In a world seen by outsiders as monolithic, however, all charedim inevitably are associated with the extremism of a few, and charedi silence is seen as affirmation of charedi bad behavior.
It is something that may irk charedim who are engaged with the outside world, but it does not seem to matter much to charedim who are not.
Non-charedi speak out
That nonchalance is alien to the non-charedi Jewish world, where organizations and leaders go out of their way to denounce ideas, people, or actions they find distasteful. That goes for everything from terrorist attacks to the bombing of churches in Nigeria.
When Agudath Israel, the main charedi umbrella organization in the United States, issued its statement condemning the violence, it also took a shot at those denigrating charedim in general.
“Those who have taken pains to note that the small group of misguided individuals who have engaged in this conduct are not representative of the larger charedi community are to be commended,” it said in its statement. “It is disturbing, though, that some Israeli politicians and secularists have been less responsible, portraying the actions of a very few as indicative of the feelings of the many. Quite the contrary, the extremist element is odious to, and rejected by, the vast majority of charedi Jews.”
Until charedim take to their synagogue lecterns, the airwaves or the streets, however, that is a message that is unlikely to be heard by the Jewish public.
To be sure, there were a few charedim who joined the Dec. 27 demonstration in Beit Shemesh against the violence. Some were members of a new local charedi party called Tov (Hebrew for “good”) whose platform espouses moderation and open-mindedness.

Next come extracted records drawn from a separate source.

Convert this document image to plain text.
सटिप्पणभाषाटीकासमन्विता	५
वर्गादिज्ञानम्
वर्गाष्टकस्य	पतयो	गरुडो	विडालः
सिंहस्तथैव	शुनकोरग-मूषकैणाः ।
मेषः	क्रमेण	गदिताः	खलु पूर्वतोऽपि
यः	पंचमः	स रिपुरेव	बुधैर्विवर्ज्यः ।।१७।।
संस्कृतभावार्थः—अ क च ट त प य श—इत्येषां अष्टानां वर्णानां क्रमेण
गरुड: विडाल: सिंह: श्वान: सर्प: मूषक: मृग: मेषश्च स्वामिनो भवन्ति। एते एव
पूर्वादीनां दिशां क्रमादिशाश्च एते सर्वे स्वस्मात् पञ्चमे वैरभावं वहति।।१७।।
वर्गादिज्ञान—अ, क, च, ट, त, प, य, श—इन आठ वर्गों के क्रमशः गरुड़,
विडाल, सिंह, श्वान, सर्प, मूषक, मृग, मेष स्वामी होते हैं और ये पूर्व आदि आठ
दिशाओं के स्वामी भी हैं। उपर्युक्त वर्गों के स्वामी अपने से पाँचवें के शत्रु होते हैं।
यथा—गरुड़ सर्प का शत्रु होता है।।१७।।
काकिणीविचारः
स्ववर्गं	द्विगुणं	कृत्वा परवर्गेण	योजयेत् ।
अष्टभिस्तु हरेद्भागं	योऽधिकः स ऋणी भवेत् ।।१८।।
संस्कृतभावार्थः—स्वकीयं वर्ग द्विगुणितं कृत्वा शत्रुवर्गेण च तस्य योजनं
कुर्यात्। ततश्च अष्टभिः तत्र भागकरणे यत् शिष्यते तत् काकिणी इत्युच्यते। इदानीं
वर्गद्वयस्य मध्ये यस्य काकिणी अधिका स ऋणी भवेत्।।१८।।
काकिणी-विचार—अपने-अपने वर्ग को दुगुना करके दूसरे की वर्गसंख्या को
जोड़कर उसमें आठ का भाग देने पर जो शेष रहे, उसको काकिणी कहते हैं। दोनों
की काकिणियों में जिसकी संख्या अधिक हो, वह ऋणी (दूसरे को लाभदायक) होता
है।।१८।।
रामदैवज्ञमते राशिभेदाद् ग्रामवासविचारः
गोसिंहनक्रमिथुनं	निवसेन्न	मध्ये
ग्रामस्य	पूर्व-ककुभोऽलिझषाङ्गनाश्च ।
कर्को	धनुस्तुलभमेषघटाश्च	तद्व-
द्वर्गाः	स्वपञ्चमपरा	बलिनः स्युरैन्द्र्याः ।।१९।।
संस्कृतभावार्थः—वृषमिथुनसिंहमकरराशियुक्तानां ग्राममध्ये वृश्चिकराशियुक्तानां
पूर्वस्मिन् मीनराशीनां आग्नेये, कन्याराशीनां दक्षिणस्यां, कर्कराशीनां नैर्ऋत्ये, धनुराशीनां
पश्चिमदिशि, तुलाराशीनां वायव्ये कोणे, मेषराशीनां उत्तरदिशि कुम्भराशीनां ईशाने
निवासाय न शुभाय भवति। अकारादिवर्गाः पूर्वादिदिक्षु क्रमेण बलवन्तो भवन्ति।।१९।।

“It was a very hard decision” because many of the protesters were engaged in anti-charedi sloganeering, explained Stern, the charedi attorney from Beit Shemesh, who is a leading Tov activist. “There were signs at the rally saying ‘Charedim leave Beit Shemesh.'”
Nevertheless, he said, it was important to make a public statement.
“There are rabbis in the charedi world who believe in violence as part of a religious duty,” Stern said, “but they are not a large group of people.”